The scientific community’s responsibility for justice and democracy must be accepted personally and collectively. We must accept responsibility for justice and democracy collectively because injustice emerges from the accumulated outcomes of the actions, intentional and unintentional, of masses of individuals and from the exclusion of groups from the decision-making processes that affect them.

The scientific community’s responsibility for justice stems from recognizing the role that scientists played in producing and perpetuating inequality and oppression, and from an aspiration of repurposing it with emancipatory aims.

Acknowledging complicity with injustice is not just about looking back to assign responsibility, it is also about looking forward for ways to upend injustices. To this end, we are invested in building collective power to challenge the inequalities that we had a role in creating.

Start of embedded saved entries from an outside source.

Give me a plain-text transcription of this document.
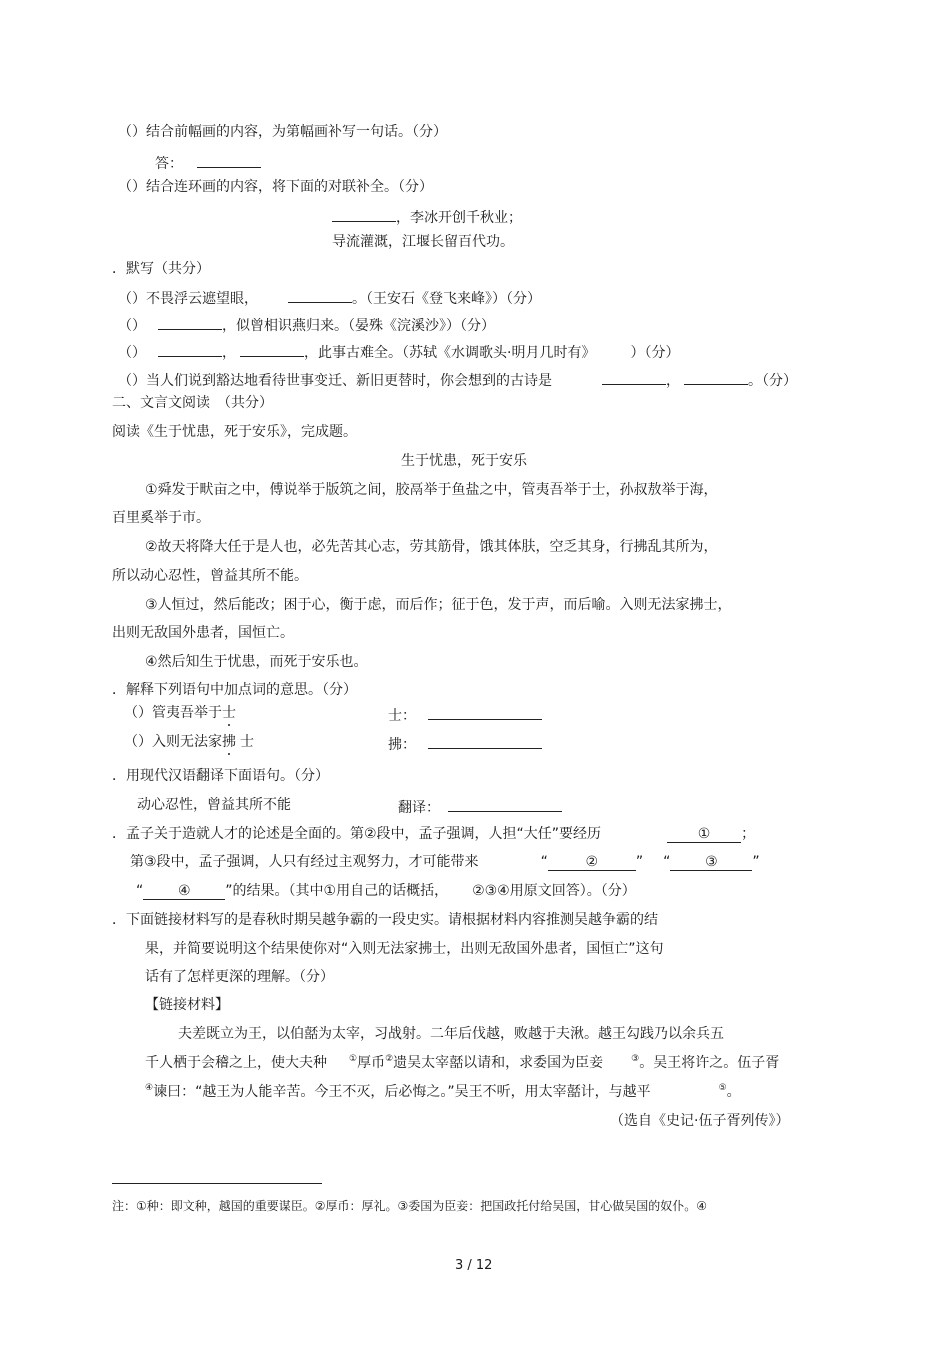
（）结合前幅画的内容，为第幅画补写一句话。（分）
答：
（）结合连环画的内容，将下面的对联补全。（分）
，李冰开创千秋业；
导流灌溉，江堰长留百代功。
．默写（共分）
（）不畏浮云遮望眼，	。（王安石《登飞来峰》）（分）
（）	，似曾相识燕归来。（晏殊《浣溪沙》）（分）
（）	，	，此事古难全。（苏轼《水调歌头·明月几时有》	）（分）
（）当人们说到豁达地看待世事变迁、新旧更替时，你会想到的古诗是	，	。（分）
二、文言文阅读　（共分）
阅读《生于忧患，死于安乐》，完成题。
生于忧患，死于安乐
①舜发于畎亩之中，傅说举于版筑之间，胶鬲举于鱼盐之中，管夷吾举于士，孙叔敖举于海，
百里奚举于市。
②故天将降大任于是人也，必先苦其心志，劳其筋骨，饿其体肤，空乏其身，行拂乱其所为，
所以动心忍性，曾益其所不能。
③人恒过，然后能改；困于心，衡于虑，而后作；征于色，发于声，而后喻。入则无法家拂士，
出则无敌国外患者，国恒亡。
④然后知生于忧患，而死于安乐也。
．解释下列语句中加点词的意思。（分）
（）管夷吾举于士	士：
（）入则无法家拂 士	拂：
．用现代汉语翻译下面语句。（分）
动心忍性，曾益其所不能	翻译：
．孟子关于造就人才的论述是全面的。第②段中，孟子强调，人担“大任”要经历	① ；
第③段中，孟子强调，人只有经过主观努力，才可能带来	“	②	” “ ③ ”
“ ④ ”的结果。（其中①用自己的话概括， ②③④用原文回答）。（分）
．下面链接材料写的是春秋时期吴越争霸的一段史实。请根据材料内容推测吴越争霸的结
果，并简要说明这个结果使你对“入则无法家拂士，出则无敌国外患者，国恒亡”这句
话有了怎样更深的理解。（分）
【链接材料】
夫差既立为王，以伯嚭为太宰，习战射。二年后伐越，败越于夫湫。越王勾践乃以余兵五
千人栖于会稽之上，使大夫种 ①厚币②遗吴太宰嚭以请和，求委国为臣妾	③。吴王将许之。伍子胥
④谏曰：“越王为人能辛苦。今王不灭，后必悔之。”吴王不听，用太宰嚭计，与越平	⑤。
（选自《史记·伍子胥列传》）
注：①种：即文种，越国的重要谋臣。②厚币：厚礼。③委国为臣妾：把国政托付给吴国，甘心做吴国的奴仆。④
3 / 12
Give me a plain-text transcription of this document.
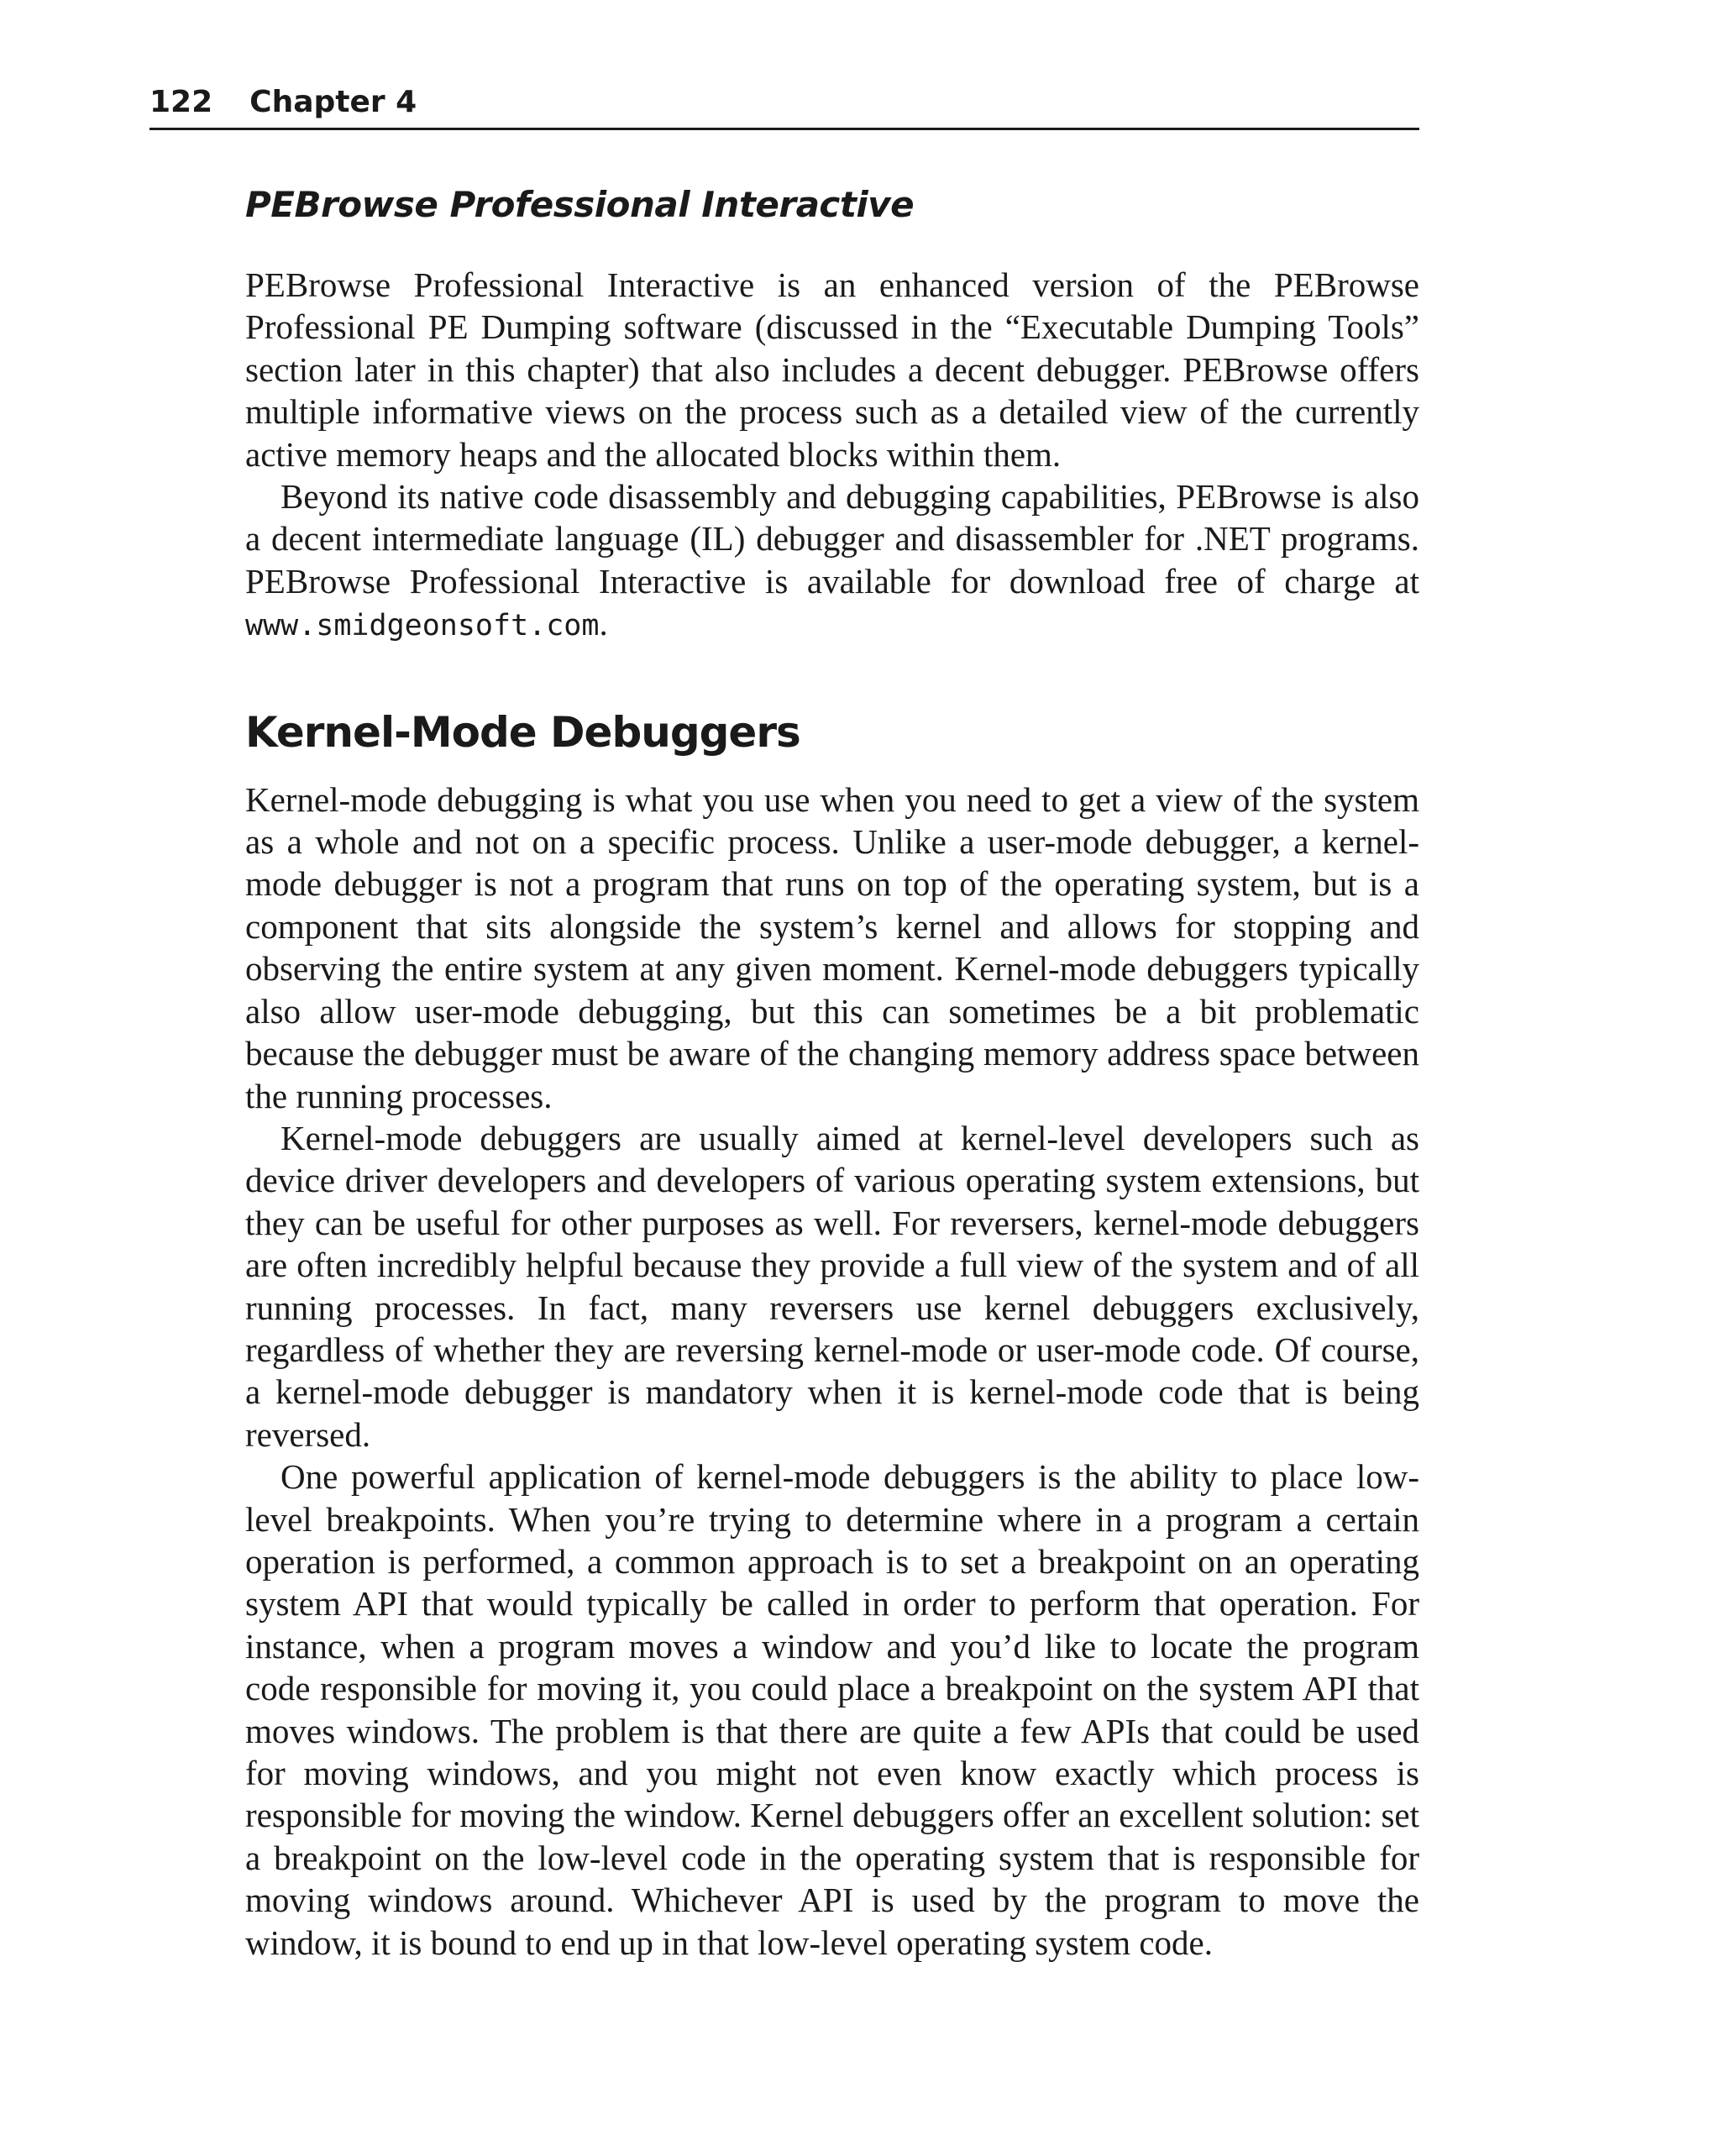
122 Chapter 4
PEBrowse Professional Interactive

PEBrowse Professional Interactive is an enhanced version of the PEBrowse Professional PE Dumping software (discussed in the “Executable Dumping Tools” section later in this chapter) that also includes a decent debugger. PEBrowse offers multiple informative views on the process such as a detailed view of the currently active memory heaps and the allocated blocks within them.

Beyond its native code disassembly and debugging capabilities, PEBrowse is also a decent intermediate language (IL) debugger and disassembler for .NET programs. PEBrowse Professional Interactive is available for download free of charge at www.smidgeonsoft.com.

Kernel-Mode Debuggers

Kernel-mode debugging is what you use when you need to get a view of the system as a whole and not on a specific process. Unlike a user-mode debugger, a kernel-mode debugger is not a program that runs on top of the operating system, but is a component that sits alongside the system’s kernel and allows for stopping and observing the entire system at any given moment. Kernel-mode debuggers typically also allow user-mode debugging, but this can sometimes be a bit problematic because the debugger must be aware of the changing memory address space between the running processes.

Kernel-mode debuggers are usually aimed at kernel-level developers such as device driver developers and developers of various operating system extensions, but they can be useful for other purposes as well. For reversers, kernel-mode debuggers are often incredibly helpful because they provide a full view of the system and of all running processes. In fact, many reversers use kernel debuggers exclusively, regardless of whether they are reversing kernel-mode or user-mode code. Of course, a kernel-mode debugger is mandatory when it is kernel-mode code that is being reversed.

One powerful application of kernel-mode debuggers is the ability to place low-level breakpoints. When you’re trying to determine where in a program a certain operation is performed, a common approach is to set a breakpoint on an operating system API that would typically be called in order to perform that operation. For instance, when a program moves a window and you’d like to locate the program code responsible for moving it, you could place a breakpoint on the system API that moves windows. The problem is that there are quite a few APIs that could be used for moving windows, and you might not even know exactly which process is responsible for moving the window. Kernel debuggers offer an excellent solution: set a breakpoint on the low-level code in the operating system that is responsible for moving windows around. Whichever API is used by the program to move the window, it is bound to end up in that low-level operating system code.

We build these collective vehicles for social change because they are effective means by which we can represent the perspectives and back the demands of marginalized groups. Effective movements turn their supporters into active agents of change. They turn activists into organizers and mobilizers. They invest in diverse leadership and training. Effective movements combine tactics and coordinate action across various organizations.

Yet, for movements to be meaningful avenues for the advancement of the demands of marginalized groups, they must prioritize their issues; they must be inclusive and under the leadership of the groups that they claim to represent.

Why we must build an inclusive movement

Movements that fail to include and support the leadership of marginalized groups can do more harm than good. Efforts to adopt sweeping policies that lack inclusion and grassroots support continue to fail, further delaying action on urgent crises like climate change.

Grassroots organizations have been calling for their inclusion and support for their leadership for decades. Just as we take guidance from the March 4th statements, we must also build science organizing that aligns with the Jemez Principles for Democratic Organizing. 30 years ago environmental justice leaders gathered at the First National People of Color Environmental Leadership Summit and began to develop these principles, which they finalized during the Working Group Meeting on Globalization and Trade held in Jemez Springs, NM, in 1996.

Environmental justice organizers called on well-funded, predominantly white-led environmental advocacy groups to transform their advocacy agenda and organizing practices to confront the ways in which environmental degradation and climate change predominantly affected marginalized groups and communities.

We must continue to feel a sense of urgency

While some progress has been made in our efforts to support and follow the leadership of the marginalized and frontline communities that are affected by the issues that we advocate for, environmental justice scholars have documented the troubling absence of ethnic and racial diversity in major environmental organizations.

The urgency felt in the March 4th statement in 1969 must again permeate our efforts to combat structural racism and climate change. This urgency must energize our efforts transform our organizations into vehicles for anti-racist and climate justice struggles. This urgency must fuel our acceptance of responsibility for justice and commitment to subvert racial domination. The solidarity enacted on March 4th, 1969 with those impacted by the US invasion of Vietnam must again inspire our solidarities with those who are still fighting colonialism and its consequences.

As the history of the Union of Concerned Scientists shows, striking has lasting pedagogical and political consequences. Today, we must again commit to striking within and beyond the scientific, academic, and educational settings. We strike for Black Lives and for addressing our climate crisis. We must fight for broader recognition of the intersectionality of these issues and those who are at the frontline of our struggles to subvert the structures that produce conditions of marginality and oppression. We must help to build this struggle under the leadership of these frontline communities.